In the context of portfolio optimization, a firm’s market capitalization reflects the optimal portfolio weight of the firm, and is determined by the return parameters. The empirical distribution of firms’ market capitalizations is in excellent agreement with the lognormal distribution. This distribution is very skewed: the largest firms are about 1000 times larger than the median firm. The empirical distribution of average returns is not nearly as skewed: the maximal average return is only about 6 times larger than the median average return. Can the empirical firm size distribution be consistent with mean-variance portfolio optimization with realistic return parameters? We show that the expected returns implied by the empirical firm size distribution and portfolio optimization are actually in very good agreement with the empirical average returns. Moreover, the portfolio optimization framework can provide a constructive explanation for the exact lognormal functional form empirically observed.
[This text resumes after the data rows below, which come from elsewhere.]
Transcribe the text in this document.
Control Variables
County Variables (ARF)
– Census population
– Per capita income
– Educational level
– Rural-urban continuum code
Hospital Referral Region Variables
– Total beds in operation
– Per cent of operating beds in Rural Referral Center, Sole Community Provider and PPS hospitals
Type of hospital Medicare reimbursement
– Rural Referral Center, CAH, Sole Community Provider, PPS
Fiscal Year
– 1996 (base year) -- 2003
Thus, portfolio optimization is not only consistent with the empirical lognormal size distribution, it can actually explain it.

 


 

 

 

Yes, You Can Assume Normality (with Haim Levy), January 2007

 

Most theoretical economic models under uncertainty assume that asset returns follow a specific parametric distribution (e.g.: Normal). This study develops a methodology to examine the economic loss, in terms of expected utility, induced by approximating the historical distribution of asset returns with various parametric distributions. We compare the performance of different parametric approximations relative to the empirical distribution, using a power utility function. Our results reveal that while the statistical goodness-of-fit tests strongly reject the Normal distribution, assuming Normality induces a negligible economic loss. Thus, practically one can employ the Mean-Variance rule even without Normality. We also conduct a horse race between various parametric distributions for various risk aversion levels. We find that the Skew Normal and the Multivariate Skew t distributions induce the smallest economic loss.

 


 

 

 

Publications

 


 

 

 

 

 

   

 

Asset Return Distributions and the Investment Horizon (with Haim Levy), Spring 2004

                Journal of Portfolio Management, 47-61.

 

The optimal investment decision rule and asset equilibrium prices depend on the assumed distribution of rates of return. And empirical distributions vary with the assumed time interval (investment horizon). We test the goodness of fit of 11 theoretical distributions including the normal distribution, fat-tailed distributions, and skewed distributions for investment horizons ranging from one day to four years. The normal distribution performs poorly, and never provides the best fit for any time interval. In the 330 goodness of fit tests reported, at least one distribution of the 11 always fits the data better than the normal distribution. As the logistic distribution fits the data best for investment horizons of up to one year, analysis focuses on this distribution and its implications for equilibrium asset prices.